【7月26日 限界:倉田 和彦】
家に帰ると透析を終えた少女がリビングにいた。
車椅子に座ったままボーっとリビングのテレビを眺めていた。
「ただいま……」
「あ、おかえり。どうだった? ゆうちゃんは」
少女は俺に気が付くとすぐにそう聞いてくる。よっぽど祐介が気になっているようだ。
「ああ……あれは大分厄介そうだ。完全に心を塞ぎ切ってる」
「……そうなんだ。流石にあんちゃんが暴れすぎたかなぁ……でも、良い壊れっぷりみたいだね」
そう言って少女は笑顔を浮かべる。
普通の人間なら知り合いの女の子の顔が溶かされ、自分の唯一のライバルの身体が芋虫状態になってしまえば、心を病んでしまっても仕方がない。
だが、少女にはそれが理解できない。なぜなら、10年前にそれ以上の絶望と地獄を味わっているから、そんな事で心が病んでしまう事が不思議で仕方ないのだろう。
「ああ……結局、西崎も2度とサッカーの出来ない身体になってしまったしな。多分……祐介自身も駄目だと心のどこかで分かっていたんだろうが……それでもショックは大きいだろう」
だが、ある意味西崎は幸せなのかもしれない。目が覚めないのなら、自分が2度とサッカーが出来ないという現実を知らずに済む。自分が『芋虫』になっている事にすら気付かないのだから。
「ふーん……その人には悪いけど、そのお蔭であんちゃんの観察も色々できたわけだし、うん。仕方ないよ」
完全に絶望の基準が壊れている少女にとっては、2人の人生が壊れた事など大した問題では無かった。
「それで……ゆうちゃんには……いつ会えるの?」
「それは……」
少女は目をキラキラさせながら聞いてくる。
……いや、駄目だ。
今の祐介は少女が求めている姿の祐介ではない。少女の求める祐介とは、10年前に最後に会った元気で明るく、優しい祐介だ。部屋に引きこもり、全てに絶望した祐介ではない。

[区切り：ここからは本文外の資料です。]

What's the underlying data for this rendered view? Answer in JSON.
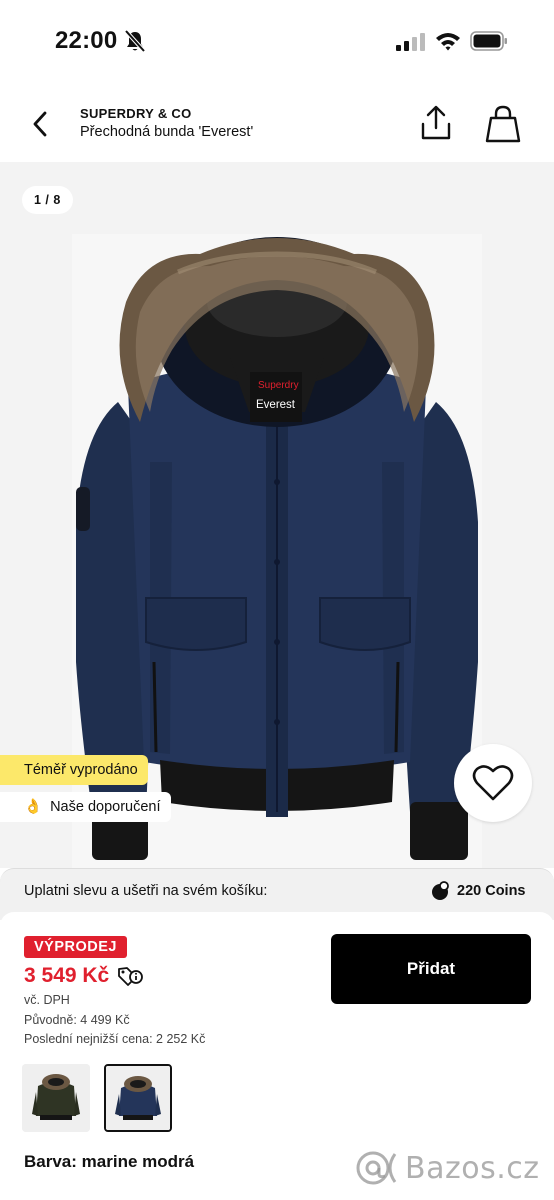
{
  "status_bar": {
    "time": "22:00",
    "icons": [
      "bell-off-icon",
      "signal-icon",
      "wifi-icon",
      "battery-icon"
    ]
  },
  "header": {
    "brand": "SUPERDRY & CO",
    "title": "Přechodná bunda 'Everest'",
    "icons": [
      "chevron-left-icon",
      "share-icon",
      "shopping-bag-icon"
    ]
  },
  "gallery": {
    "page_indicator": "1 / 8",
    "tag_sold_out": "Téměř vyprodáno",
    "tag_recommend": "Naše doporučení",
    "tag_recommend_emoji": "👌",
    "jacket_logo": "Superdry Everest"
  },
  "coins": {
    "text": "Uplatni slevu a ušetři na svém košíku:",
    "value": "220 Coins"
  },
  "product": {
    "sale_badge": "VÝPRODEJ",
    "price": "3 549 Kč",
    "vat": "vč. DPH",
    "original_price": "Původně: 4 499 Kč",
    "lowest_price": "Poslední nejnižší cena:  2 252 Kč",
    "add_button": "Přidat",
    "color_label": "Barva:",
    "color_value": "marine modrá"
  },
  "watermark": "Bazos.cz",
  "colors": {
    "sale_red": "#e0202e",
    "sold_out_yellow": "#fce86a",
    "jacket_navy": "#1f2f4f"
  }
}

「……今の祐介は……お前の求めているようなものじゃ」
「心配しないで。ボクはどんなゆうちゃんでも受け入れる自信……あるよ」
「だけど、今の祐介は……10年前の……お前の望んでいる姿の祐介とは……」
「いいの。それでも、ゆうちゃんには変わりないから。それに……私はもう絶望し飽きてるから。ゆうちゃんがどんな姿になってても今さら絶望なんてしないよ? だから、会いたい」
そう言って少女はにっこりと笑った。
「明日、部活終わったら迎えに来てよ。ボクが……ゆうちゃんを外に引っ張り出してあげる」
「……ああ」
明日、10年ぶりに4人が顔を合わせる事が決まった。